Dive Brief:
- A group of researchers identified 474 institutions that they're classifying as regional public universities — an effort they hope will help policymakers, other researchers, philanthropists and the colleges themselves, which often sit in the shadow of more prominent research and land-grant universities.
- The Alliance for Research on Regional Colleges says that regional publics on its new list educate more than 5 million students, representing 47% of all students seeking bachelor's degrees at four-year public institutions. Some 37% of their students receive federal Pell Grants, on average, indicating many are from low-income families.
- Regional public institutions educate 58% of Black or African American students attending public four-year colleges. They enroll 35% of Asian American students, 47% of American Indian or Alaska Native students, 39% of Native Hawaiian or Pacific Islander students, 44% of Hispanic or Latino students, and 44% of multiracial students.
Dive Insight:
The new list of regional public colleges is made up of many institutions that are unlikely to be recognized in much of the country. They include institutions that are part of large systems like the State University of New York, City University of New York and California State University systems. But they also include affiliates of well-known flagships, like University of Tennessee-Chattanooga, institutions with directionally descriptive names, like Eastern Oregon University, and others, such as Great Basin College in Nevada.
Researchers who study regional publics say they are important to their local communities — they're economic drivers and provide access to higher education. But they also say the sector has historically been poorly defined, overlooked and understudied.
"Until very recently, RPUs were largely absent from scholarly and policy discussions," said Cecilia Orphan, a higher education professor at the University of Denver who is director of partnerships for the Alliance for Research on Regional Colleges. "This study contributes a dataset and interactive map that we hope will support future research and better understanding about these important institutions and their students and regions."
The researchers' interactive map is posted online here.
Researchers built their list using a cluster analysis, meaning they identified institutions from a large dataset based on shared or similar characteristics. They used all four-year public institutions in the federal Integrated Postsecondary Education Data System database, analyzing 128 different variables.
Their analysis yielded two clusters of institutions: regional publics and nonregional publics. Most of the latter group were flagship or land-grant institutions.
However, 29 land-grant institutions made it into the regional public university group, including 19 land-grant historically Black colleges and universities, all of which are 1890 land-grant institutions. The 1890 land-grant colleges were established after federal legislation prompted segregated states to set up land-grant institutions for African Americans.

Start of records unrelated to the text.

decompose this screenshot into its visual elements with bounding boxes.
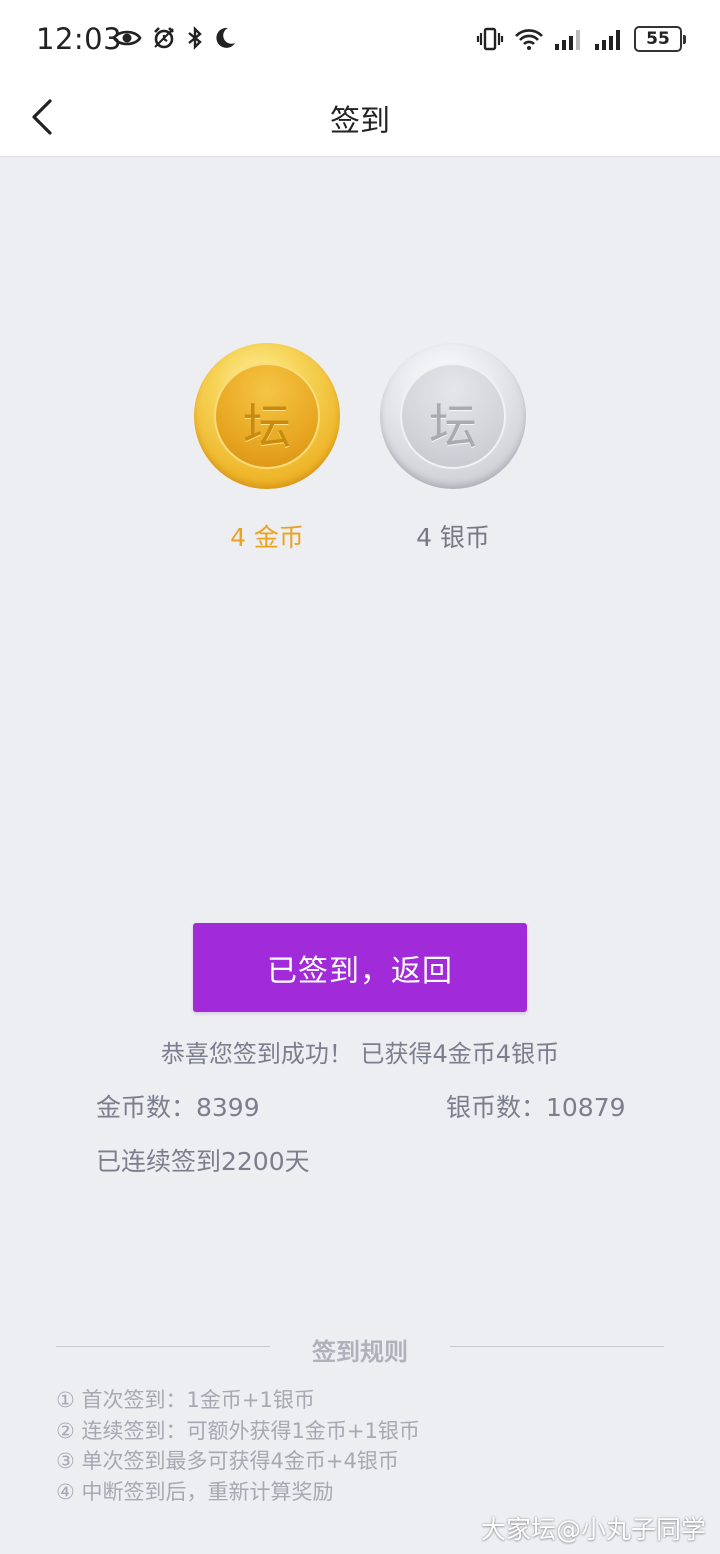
rules-item: ④ 中断签到后，重新计算奖励 — [56, 1479, 334, 1504]
status-left-icons — [112, 26, 236, 50]
silver-coin-icon: 坛 — [380, 343, 526, 489]
status-right-icons: 55 — [476, 26, 686, 52]
silver-coin-glyph: 坛 — [428, 399, 477, 455]
silver-coin-total: 银币数：10879 — [446, 1093, 626, 1122]
rules-item: ③ 单次签到最多可获得4金币+4银币 — [56, 1449, 399, 1473]
success-message: 恭喜您签到成功！ 已获得4金币4银币 — [160, 1040, 560, 1068]
rules-divider-right — [450, 1346, 664, 1347]
silver-coin-reward-label: 4 银币 — [416, 523, 490, 552]
sign-in-streak: 已连续签到2200天 — [96, 1147, 310, 1176]
nav-bar: 签到 — [0, 80, 720, 157]
signed-return-button[interactable]: 已签到，返回 — [193, 923, 527, 1012]
battery-indicator: 55 — [634, 26, 686, 52]
status-bar: 12:03 55 — [0, 0, 720, 80]
rules-item: ② 连续签到：可额外获得1金币+1银币 — [56, 1418, 420, 1443]
gold-coin-total: 金币数：8399 — [96, 1093, 260, 1122]
vibrate-icon — [476, 27, 504, 51]
gold-coin-glyph: 坛 — [242, 399, 291, 455]
status-time: 12:03 — [36, 22, 123, 56]
wifi-icon — [515, 29, 543, 50]
signal-icon — [595, 30, 620, 50]
gold-coin-reward-label: 4 金币 — [230, 523, 304, 552]
alarm-icon — [154, 27, 174, 49]
rules-list: ① 首次签到：1金币+1银币 ② 连续签到：可额外获得1金币+1银币 ③ 单次签… — [56, 1385, 420, 1507]
rules-title: 签到规则 — [312, 1338, 408, 1366]
signal-icon — [555, 30, 580, 50]
gold-coin-icon: 坛 — [194, 343, 340, 489]
rules-item: ① 首次签到：1金币+1银币 — [56, 1388, 315, 1412]
moon-icon — [216, 27, 235, 48]
silver-coin-face: 坛 — [400, 363, 506, 469]
gold-coin-face: 坛 — [214, 363, 320, 469]
bluetooth-icon — [188, 26, 202, 50]
watermark: 大家坛@小丸子同学 — [480, 1515, 706, 1544]
page-title: 签到 — [330, 104, 390, 139]
eye-icon — [112, 30, 142, 46]
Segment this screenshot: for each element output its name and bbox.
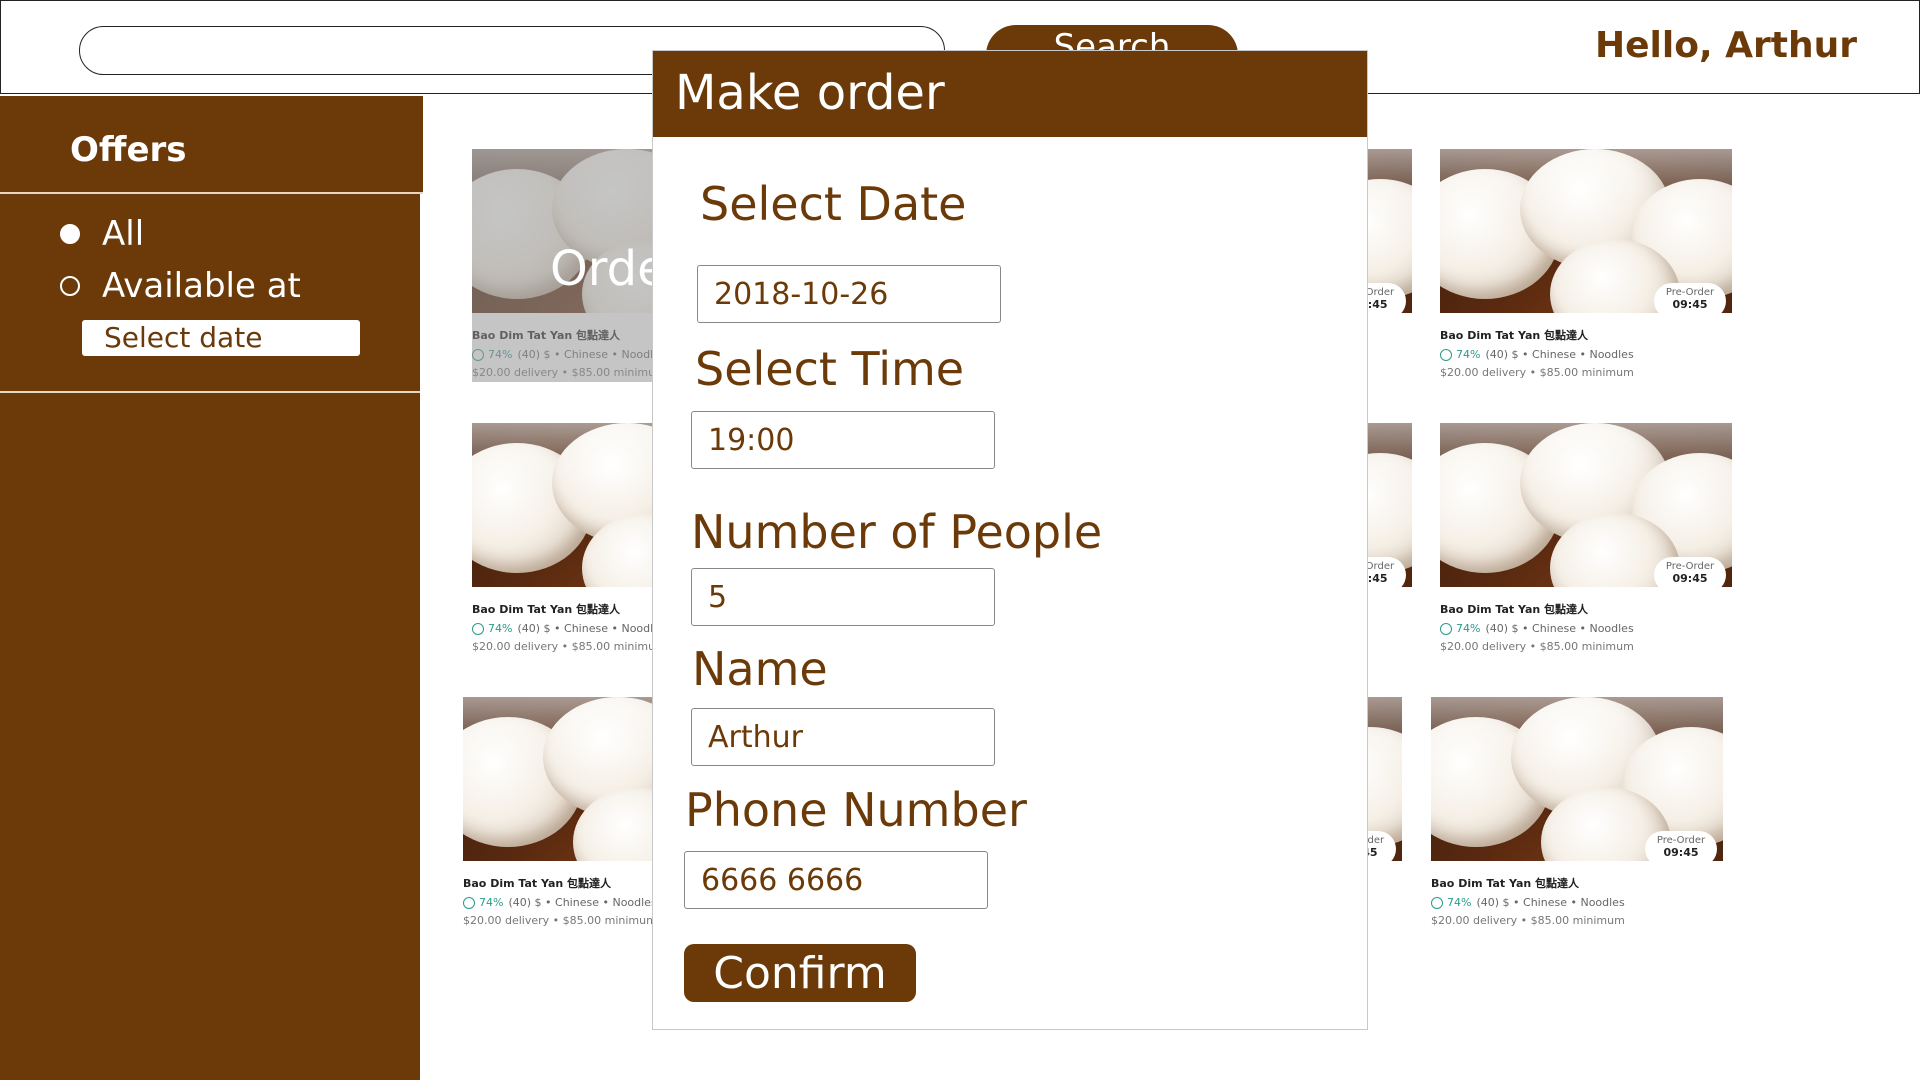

"We interpret these results as meaning that 1890 land-grant HBCUs have regional service and access missions which is why they clustered as RPUs," the researchers wrote. "The nine land-grant universities likely clustered as RPUs because they enroll large shares of Pell recipients and in-state students."
Regional public institutions typically post lower tuition rates than nonregional publics, the researchers found. Tuition and fees average $8,896 per year at regional publics and more than $12,000 for nonregional publics.
But regional publics receive relatively low state funding — regional publics average $1,091 less in state appropriations per full-time equivalent student than nonregional publics. They also receive far less money from federal grants and contracts, and they hold fewer endowment assets.
Those funding disparities mean lower resources at regional publics, the researchers say. The average regional public has fewer tenured faculty per full-time equivalent student than the average nonregional public. It also trails in the number of full-time instructional, research and public service staff.
Nearly a third of regional publics qualify as minority-serving institutions. Almost half are rural-serving institutions.
"These connections are particularly crucial when considering the role these campuses play in rural places where they may be the only educational access point and a major contributor to the local economy," Andrew Koricich, the alliance's executive director, said in a statement.